Aug 4, 2010 11:06 GMT  ·  By
“Inception” plot is very similar to comic strip “Life and Times of Scrooge McDuck,” it has emerged
   “Inception” plot is very similar to comic strip “Life and Times of Scrooge McDuck,” it has emerged

“Inception,” directed by Christopher Nolan and starring Leonardo DiCaprio, Ellen Page, Joseph Gordon-Levitt, Cillian Murphy and Tom Hardy, is hailed as one of the biggest accomplishments of modern cinema, not only for its stunning visual effects but also because of a story that is as original as it’s brilliant. As for that last part, the audiences may have been duped into thinking so, because there’s a comic strip that tells the exact same story as “Inception,” Comic Book Movie points out.

It’s called “Life and Times of Scrooge McDuck,” it has been created by Don Rosa and has a strip called “Dream of a Lifetime” that is exactly as “Inception.” If the similarity is not pure coincidence, then this means that Nolan’s film is not as original as he and the movie studio wanted us to believe – not to mention that it’s basically a rip-off for not giving proper credit. There is also the possibility that all similarities be purely coincidence, though chances of that happening are not looking that good since the two stories are almost identical, except that one is with ducks and the other with people.

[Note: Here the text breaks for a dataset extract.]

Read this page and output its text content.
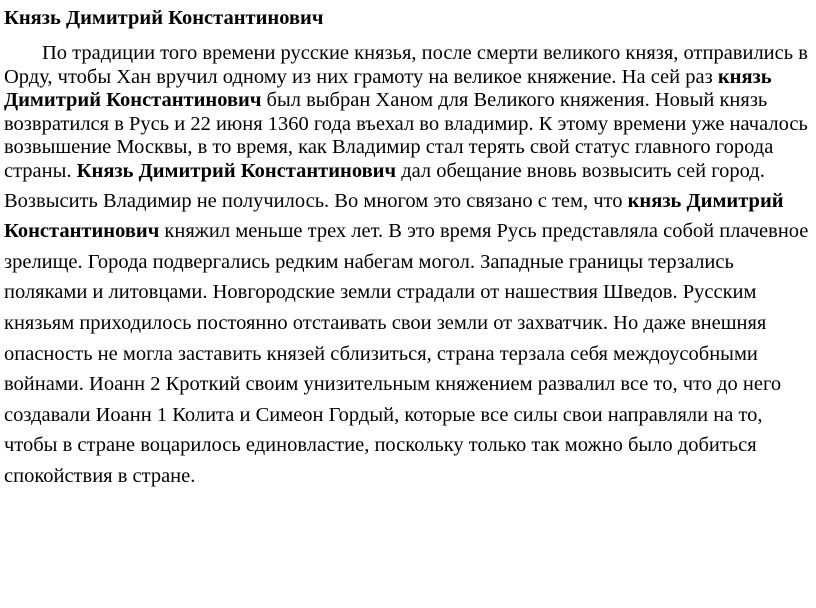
Князь Димитрий Константинович

По традиции того времени русские князья, после смерти великого князя, отправились в Орду, чтобы Хан вручил одному из них грамоту на великое княжение. На сей раз князь Димитрий Константинович был выбран Ханом для Великого княжения. Новый князь возвратился в Русь и 22 июня 1360 года въехал во владимир. К этому времени уже началось возвышение Москвы, в то время, как Владимир стал терять свой статус главного города страны. Князь Димитрий Константинович дал обещание вновь возвысить сей город.

Возвысить Владимир не получилось. Во многом это связано с тем, что князь Димитрий Константинович княжил меньше трех лет. В это время Русь представляла собой плачевное зрелище. Города подвергались редким набегам могол. Западные границы терзались поляками и литовцами. Новгородские земли страдали от нашествия Шведов. Русским князьям приходилось постоянно отстаивать свои земли от захватчик. Но даже внешняя опасность не могла заставить князей сблизиться, страна терзала себя междоусобными войнами. Иоанн 2 Кроткий своим унизительным княжением развалил все то, что до него создавали Иоанн 1 Колита и Симеон Гордый, которые все силы свои направляли на то, чтобы в стране воцарилось единовластие, поскольку только так можно было добиться спокойствия в стране.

“Film critics and fans proclaim that Nolan’s latest film, Inception, is this generation’s 2001: A Space Odyssey – a sci-fi epic so rich with stunning visuals and boundless imagination that it transcends ‘film’ to the level of visceral ‘experience.’ No film has revolved around the concept of using a contraption to allow multiple dreamscapers to enter into a victim’s dream to extract his secrets for financial gain. This concept is undoubtedly original and unique, right? Don Rosa – the writer of the Life and Times of Scrooge McDuck – might emphatically disagree. In the Scrooge McDuck story, ‘Dream of a Lifetime,’ the Beagle Boys – a gang of canine criminals that historically try to steal from McDuck – use a contraption to enter into Scrooge McDuck’s dream while he’s sleeping to try to ‘steal’ the secret combination to McDuck’s vault of goodies,” the e-zine notes.

What follows is an enumeration of all the similarities between the two plots – and they are quite a few, to be honest. This would go to show that Nolan was no exactly honest when he said that his script was original (save from a few ideas also found in other films like “Matrix,” “The Thirteenth Floor” and “Dark City,” which he acknowledged in past interviews). In other words, he stole the idea from a comic strip and passed it as his own – unless he came up with the idea for his script and movie without even being aware that he’d seen it before, perhaps when he was younger. The possibility of that is rather far-fetched, some believe.

“Did Nolan ‘borrow’ from Don Rosa's story about Scrooge McDuck? Or is it a coincidence? Or is it possible that two films exist featuring heists that take place in a subject’s dreamscape? Of course Nolan did not borrow from stories about Scrooge McDuck, Nolan is ethically and creatively better than that. Nolan is today’s most original and imaginative director. Although... Memento was based off of his brother’s story, Memento Mori. The Prestige was based off of the novel, The Prestige. The Batman movies were based off of, well, the Batman comic books. Insomnia was a remake of the movie, Insomnia. Inception was based off of the comic book story, Dream of a Lifetime from the Life and Times of Scrooge McDuck. I’m joking about the last one. Sort of,” Comic Book Movie concludes by saying, leaving the question up for debate.